Step 3: Feature Engineering
We create a feature matrix for customer similarity:

Transaction Features:
  -Total spending per customer.
  -Total quantity purchased.
  -Popular categories purchased.
Customer Profile Features:
    -One-hot encoding for Region.
    -Time since signup (days_since_signup).

In [4]:
from datetime import datetime

# Calculate total spending and quantity per customer
customer_features = merged_data.groupby('CustomerID').agg({
    'TotalValue': 'sum',
    'Quantity': 'sum',
    'Category': lambda x: x.value_counts().index[0],  # Most purchased category
}).reset_index()

In [5]:
# Add customer profile features
customer_features = pd.merge(customer_features, customers, on='CustomerID')
customer_features['SignupDate'] = pd.to_datetime(customer_features['SignupDate'])
customer_features['days_since_signup'] = (datetime.now() - customer_features['SignupDate']).dt.days

In [6]:
# One-hot encode 'Region'
customer_features = pd.get_dummies(customer_features, columns=['Region'], drop_first=True)

# Normalize numerical features
scaler = MinMaxScaler()
numerical_features = ['TotalValue', 'Quantity', 'days_since_signup']
customer_features[numerical_features] = scaler.fit_transform(customer_features[numerical_features])

We calculate similarity scores using Cosine Similarity between customers.

In [7]:
# Create a similarity matrix
feature_matrix = customer_features.drop(['CustomerID', 'CustomerName', 'SignupDate', 'Category'], axis=1)
similarity_matrix = cosine_similarity(feature_matrix)

# Map similarity scores for the first 20 customers
lookalike_map = {}
customer_ids = customer_features['CustomerID'].tolist()

for i, cust_id in enumerate(customer_ids[:20]):
    # Get similarity scores for the current customer
    similarities = list(enumerate(similarity_matrix[i]))
    # Sort by similarity score (excluding self-comparison)
    sorted_similarities = sorted(similarities, key=lambda x: x[1], reverse=True)[1:4]
    # Map top 3 similar customers with scores
    lookalike_map[cust_id] = [(customer_ids[j], score) for j, score in sorted_similarities]

# Convert to DataFrame for Lookalike.csv
lookalike_df = pd.DataFrame([
    {'CustomerID': cust_id, 'Lookalike_1': top_3[0][0], 'Score_1': top_3[0][1],
     'Lookalike_2': top_3[1][0], 'Score_2': top_3[1][1],
     'Lookalike_3': top_3[2][0], 'Score_3': top_3[2][1]}
    for cust_id, top_3 in lookalike_map.items()
])

lookalike_df.to_csv('Lookalike.csv', index=False)
print("Lookalike.csv generated successfully.")
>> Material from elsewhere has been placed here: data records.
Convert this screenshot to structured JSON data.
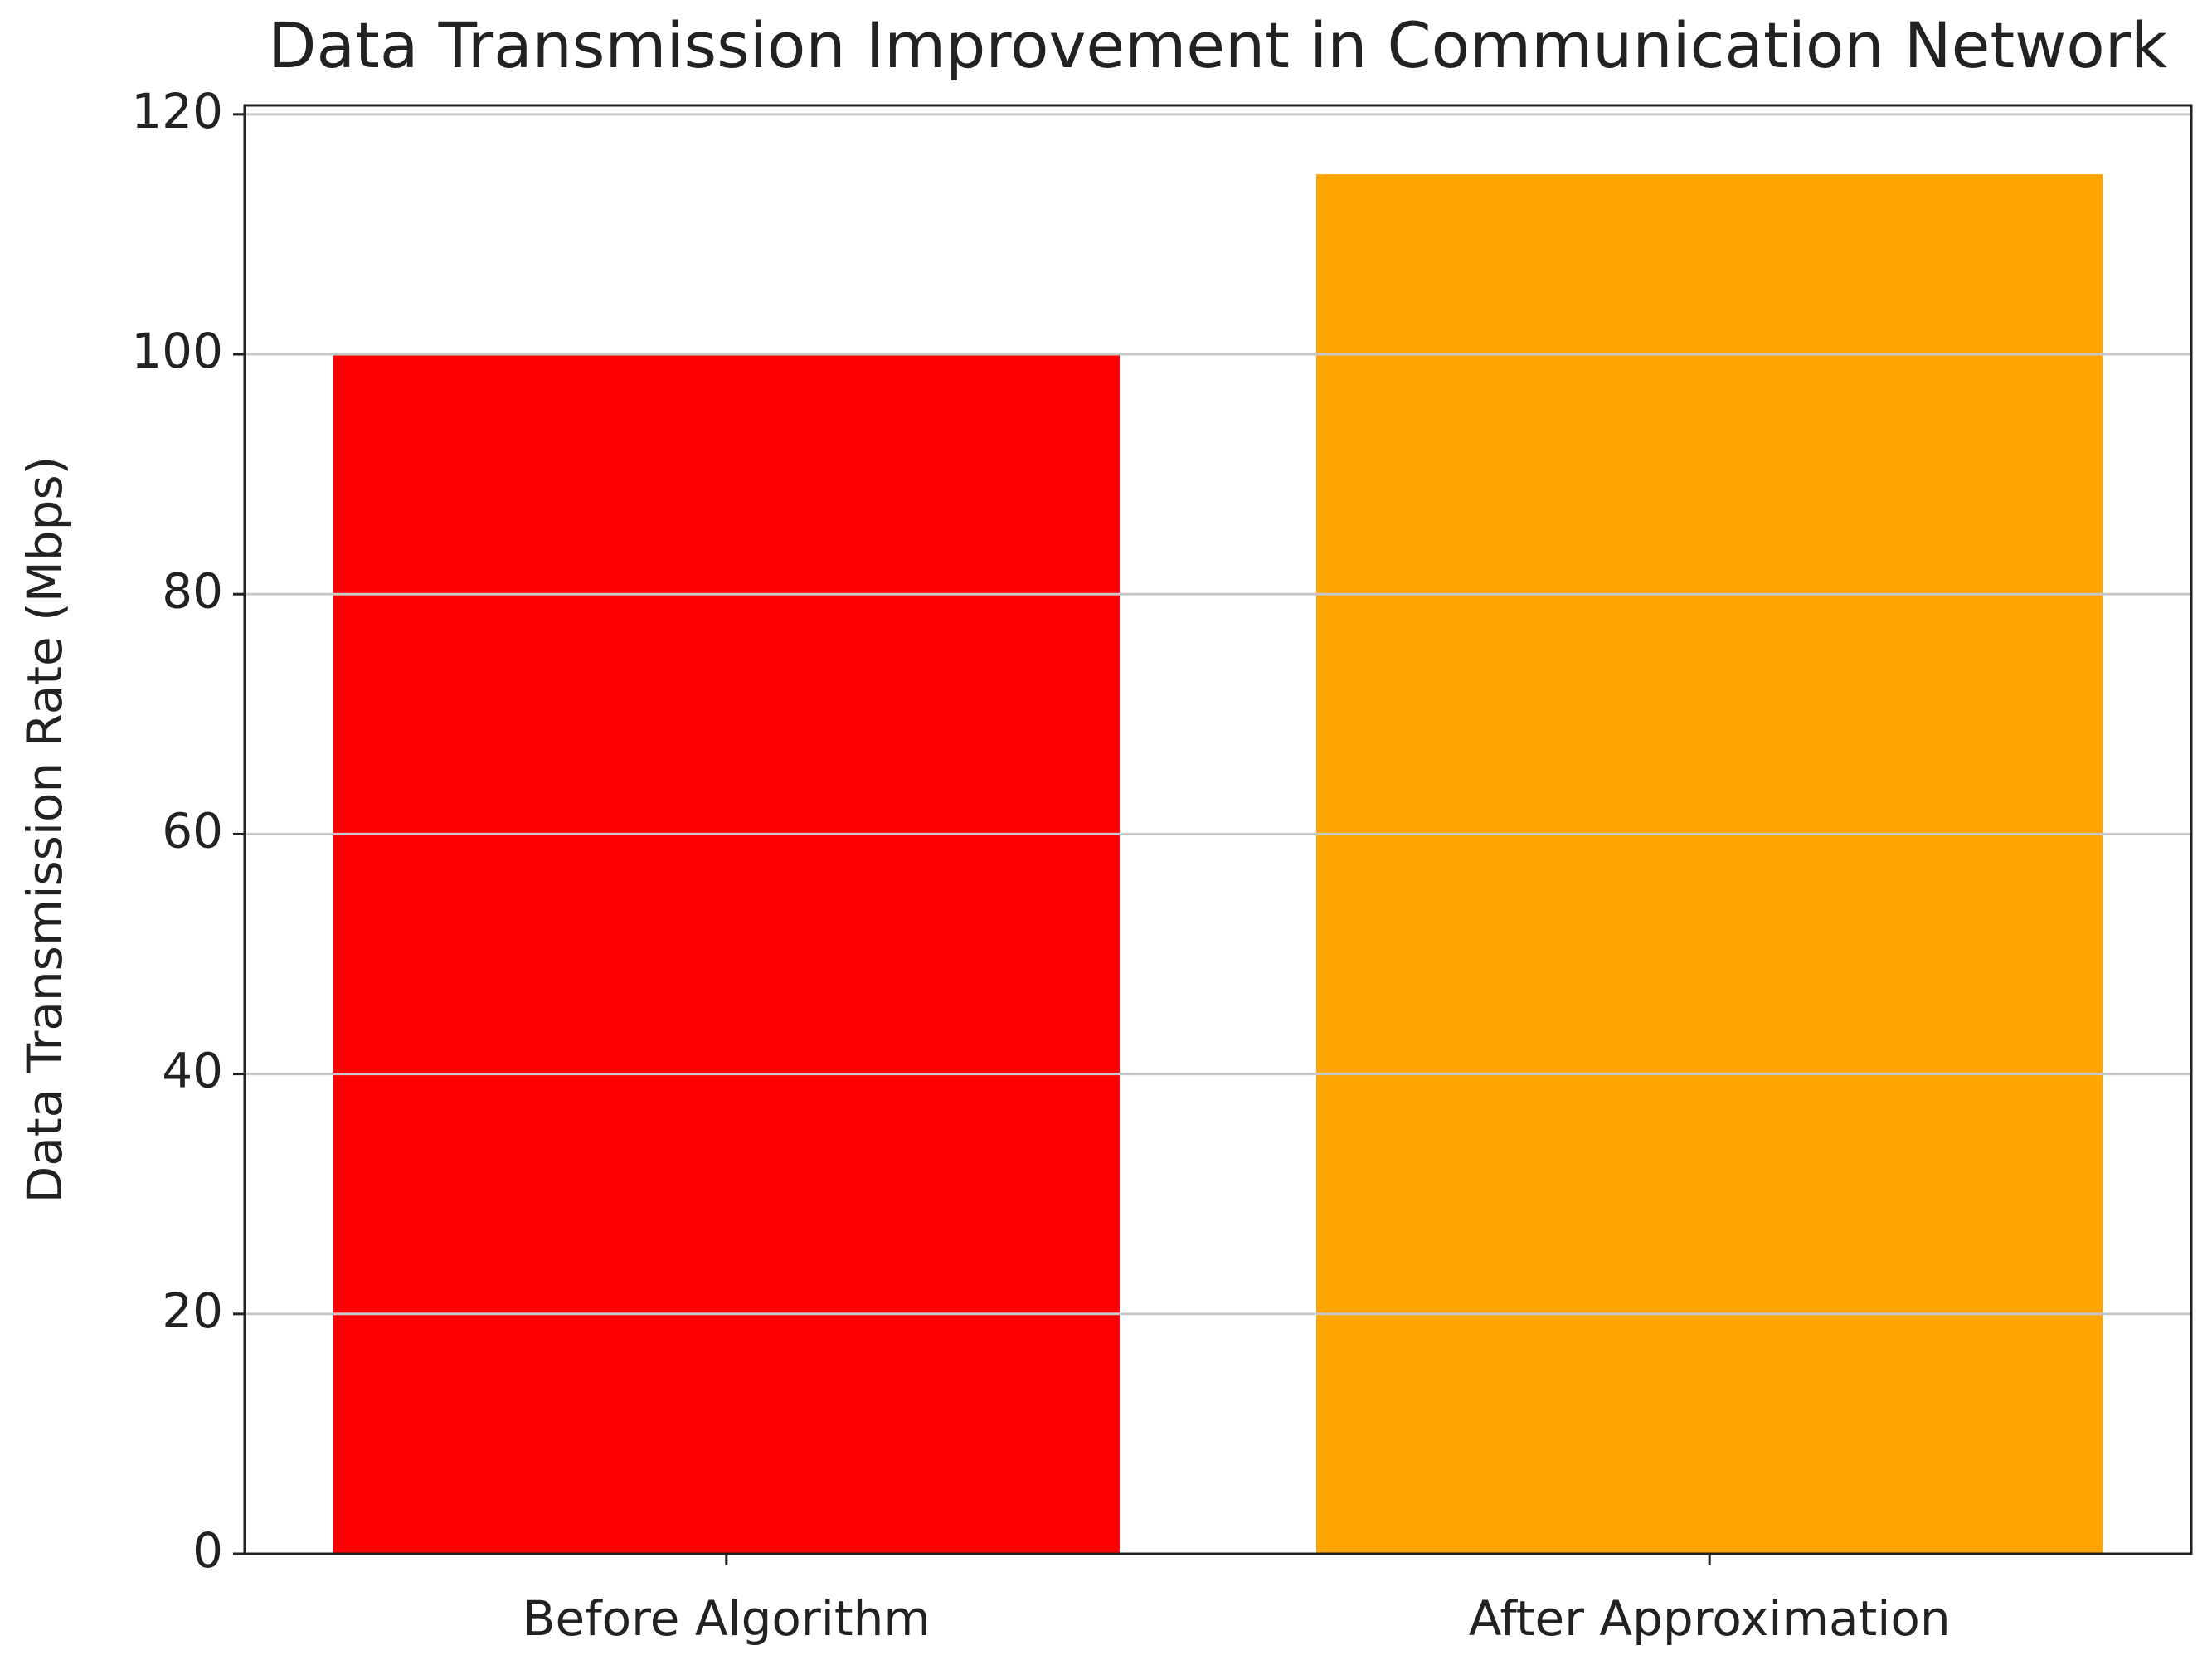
{
  "chart_data": {
    "type": "bar",
    "title": "Data Transmission Improvement in Communication Network",
    "ylabel": "Data Transmission Rate (Mbps)",
    "categories": [
      "Before Algorithm",
      "After Approximation"
    ],
    "values": [
      100,
      115
    ],
    "colors": [
      "#ff0000",
      "#ffa500"
    ],
    "ylim": [
      0,
      120.75
    ],
    "yticks": [
      0,
      20,
      40,
      60,
      80,
      100,
      120
    ],
    "grid": true
  }
}
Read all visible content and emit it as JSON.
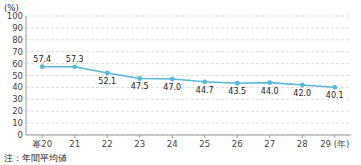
{
  "chart_data": {
    "type": "line",
    "y_label": "(%)",
    "annotations": [
      "注：年間平均値"
    ],
    "categories": [
      "幂20",
      "21",
      "22",
      "23",
      "24",
      "25",
      "26",
      "27",
      "28",
      "29 (年)"
    ],
    "values": [
      57.4,
      57.3,
      52.1,
      47.5,
      47.0,
      44.7,
      43.5,
      44.0,
      42.0,
      40.1
    ],
    "value_labels": [
      "57.4",
      "57.3",
      "52.1",
      "47.5",
      "47.0",
      "44.7",
      "43.5",
      "44.0",
      "42.0",
      "40.1"
    ],
    "color": "#5ab8d8",
    "marker": "circle",
    "ylim": [
      0,
      100
    ],
    "yticks": [
      0,
      10,
      20,
      30,
      40,
      50,
      60,
      70,
      80,
      90,
      100
    ],
    "grid": true,
    "data_labels": true
  }
}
Lookalike.csv generated successfully.


Evaluation Criteria
Model Accuracy and Logic:

1. Used customer profile and transaction history for meaningful comparisons.
Normalized features and applied cosine similarity for scalable recommendations.
2. Quality of Recommendations:

    Assigned similarity scores to highlight confidence in recommendations.
    Focused on both quantitative (spending, frequency) and qualitative (region, category) features.